Personal information
- Native name: محمد صالح المرموري
- Born: September 18, 1967 (age 58) tunisie
- Height: 170 cm (5 ft 7 in)
- Weight: 71 kg (157 lb)

Sport
- Country: Tunisia
- Sport: Boxing

Medal record
Men's Boxing
All-Africa Games
| Gold medal – first place | 1995 Harare | Light Middleweight |
| Bronze medal – third place | 1999 Johannesburg | Light Middleweight |
Mediterranean Games
| Gold medal – first place | 1997 Bari | Light Middleweight |
| Bronze medal – third place | 2001 Tunis | Light Middleweight |

= Mohamed Marmouri =

Tunisian boxer (born 1967)

Mohamed Salah Marmouri (محمد صالح المرموري, September 18, 1967) is a retired amateur boxer from Tunisia.

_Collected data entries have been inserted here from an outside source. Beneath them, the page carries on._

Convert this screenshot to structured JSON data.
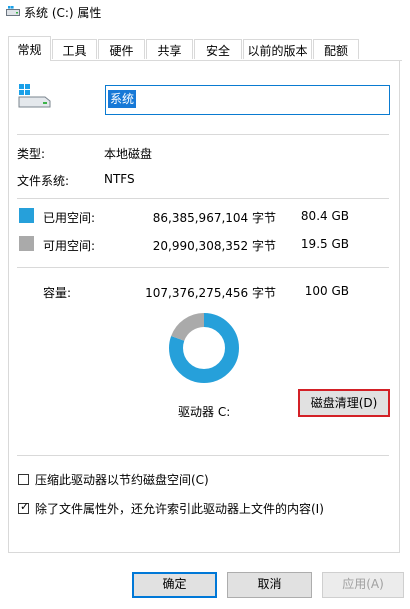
{
  "window": {
    "title": "系统 (C:) 属性"
  },
  "tabs": [
    "常规",
    "工具",
    "硬件",
    "共享",
    "安全",
    "以前的版本",
    "配额"
  ],
  "volume": {
    "name": "系统"
  },
  "info": {
    "type_label": "类型:",
    "type_value": "本地磁盘",
    "fs_label": "文件系统:",
    "fs_value": "NTFS"
  },
  "space": {
    "used": {
      "label": "已用空间:",
      "bytes": "86,385,967,104 字节",
      "size": "80.4 GB",
      "color": "#26a0da"
    },
    "free": {
      "label": "可用空间:",
      "bytes": "20,990,308,352 字节",
      "size": "19.5 GB",
      "color": "#aaaaaa"
    },
    "capacity": {
      "label": "容量:",
      "bytes": "107,376,275,456 字节",
      "size": "100 GB"
    }
  },
  "chart_data": {
    "type": "pie",
    "categories": [
      "已用空间",
      "可用空间"
    ],
    "values": [
      86385967104,
      20990308352
    ],
    "colors": [
      "#26a0da",
      "#aaaaaa"
    ]
  },
  "drive_label": "驱动器 C:",
  "cleanup_button": "磁盘清理(D)",
  "options": {
    "compress": {
      "label": "压缩此驱动器以节约磁盘空间(C)",
      "checked": false
    },
    "index": {
      "label": "除了文件属性外，还允许索引此驱动器上文件的内容(I)",
      "checked": true
    }
  },
  "buttons": {
    "ok": "确定",
    "cancel": "取消",
    "apply": "应用(A)"
  }
}
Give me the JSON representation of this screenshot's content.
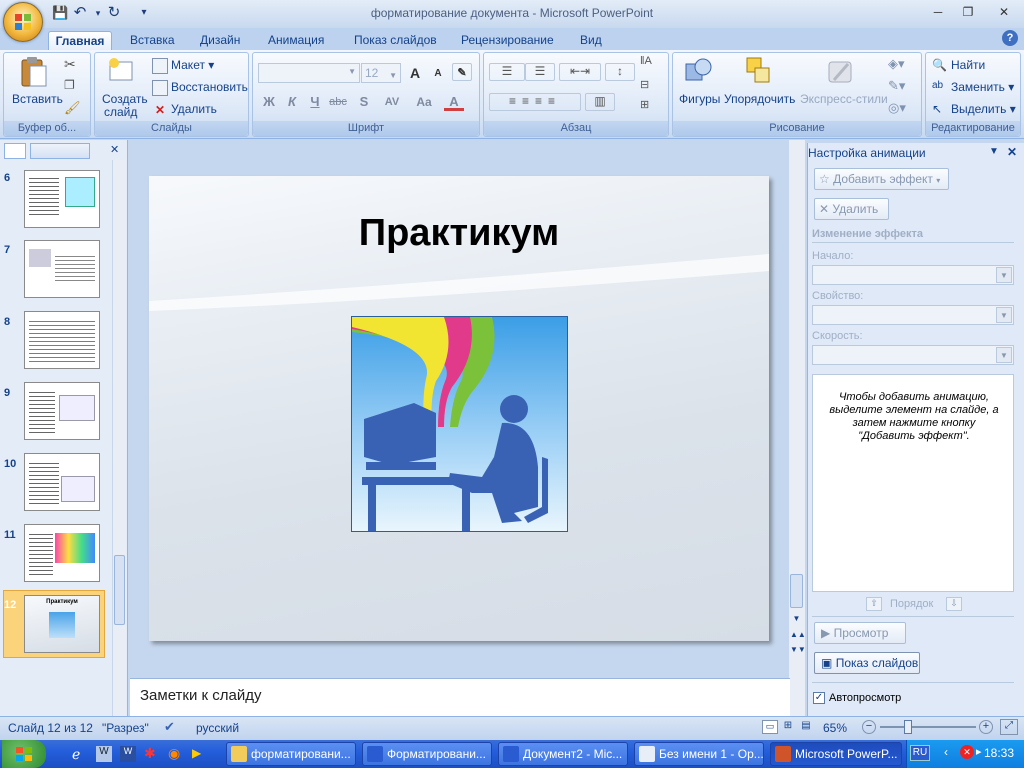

He represented his native North African country twice at the Summer Olympics: in 1996 and 2000. He won a bronze medal at the 2001 Mediterranean Games in Tunis, Tunisia and a gold medal at the 1995 All-Africa Games in Harare, Zimbabwe.

Marmouri won the gold medal in the light-middleweight (-71 kg) at the 1997 Mediterranean Games in Bari, Italy.